Мистер Бикулла сел на край кушетки, уперев локти в колени и соединив пальцы рук. Он был настроен на серьезный лад, его голос звучал приглушенно.

— Мое сновидение началось с того, — сказал он, — что я вошел в лифт. Это был маленький лифт, где могли разместиться два человека, не более. Я закрываю внешнюю дверь, потом внутреннюю, стальную. Щелк! — вот я и в кабине. Пока еще горит свет. Нажимаю на кнопку третьего этажа, а всего их в здании пять. Лифт медленно, очень медленно поднимается, останавливается между вторым и третьим этажами. Какое-то время я спокоен. Но не надолго. Вот в кабине гаснет свет, и я начинаю звать на помощь. Но успеваю крикнуть лишь раз, ибо лифт опять приходит в движение, и мне становится стыдно за себя. В кабине все еще темно, но на этаже горит свет, и я уже приготовился покинуть кабину. Но лифт не останавливается! Он проезжает мимо третьего этажа, мимо четвертого, и снова делается темно, теперь я кричу, не помня себя от страха, и налегаю на стальную дверь. Мне очень страшно. На пятом этаже…

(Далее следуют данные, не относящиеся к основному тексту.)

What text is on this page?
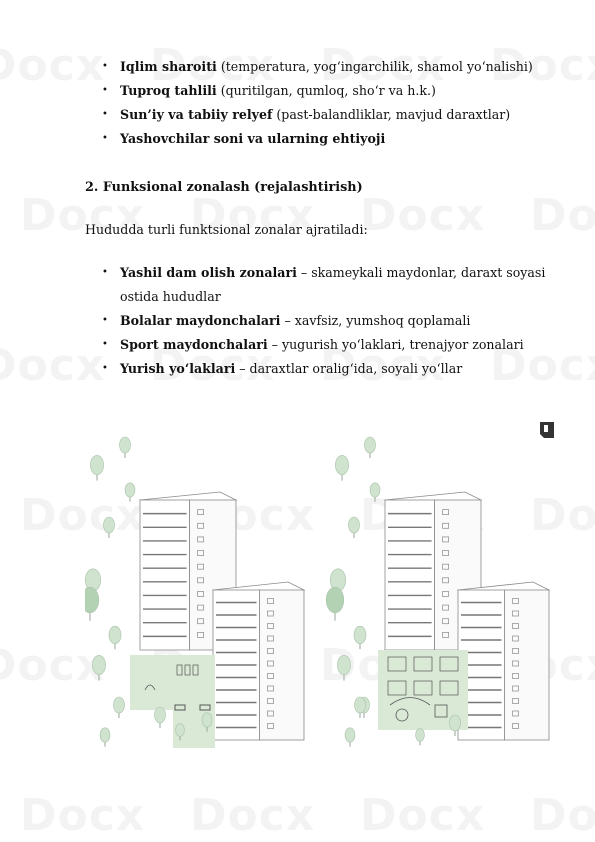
• Iqlim sharoiti (temperatura, yog‘ingarchilik, shamol yo‘nalishi)
• Tuproq tahlili (quritilgan, qumloq, sho‘r va h.k.)
• Sun’iy va tabiiy relyef (past-balandliklar, mavjud daraxtlar)
• Yashovchilar soni va ularning ehtiyoji
2. Funksional zonalash (rejalashtirish)
Hududda turli funktsional zonalar ajratiladi:
• Yashil dam olish zonalari – skameykali maydonlar, daraxt soyasi
ostida hududlar
• Bolalar maydonchalari – xavfsiz, yumshoq qoplamali
• Sport maydonchalari – yugurish yo‘laklari, trenajyor zonalari
• Yurish yo‘laklari – daraxtlar oralig‘ida, soyali yo‘llar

— Вы проснулись? — спросил Лессинг, потому что мистер Бикулла заколебался.

— В здании было пять этажей, — сказал мистер Бикулла, — но на пятом лифт тоже не остановился и проехал мимо каких-то освещенных этажей, и вдруг стало темно. Он двигался быстрее, так быстро, что я не успевал перевести дух. Я стонал и задыхался, как утопающий в море, только морем была темнота, окутавшая весь мир! А потом я внезапно почувствовал себя пристыженным ребенком, спрятавшимся в углу, — я услышал: тук-тук. В дверь стучали. Я кричал так громко, что кто-то пришел узнать, все ли в порядке. Кто-то подошел к моей двери.

— На самом деле? — спросил Лессинг. — Или это вам тоже приснилось?

— Достаточно одного кошмара, доктор Лессинг. В дверь действительно стучали. Я разбудил даму из соседней комнаты, и она была сильно напугана. Должен вам сказать, я чувствовал себя крайне неловко, когда объяснял ей, почему издавал такие странные звуки. Но в ночь на воскресенье, когда я увидел второй кошмарный сон, я не издавал никаких звуков. Я контролировал себя, потому что не спал, когда все это случилось.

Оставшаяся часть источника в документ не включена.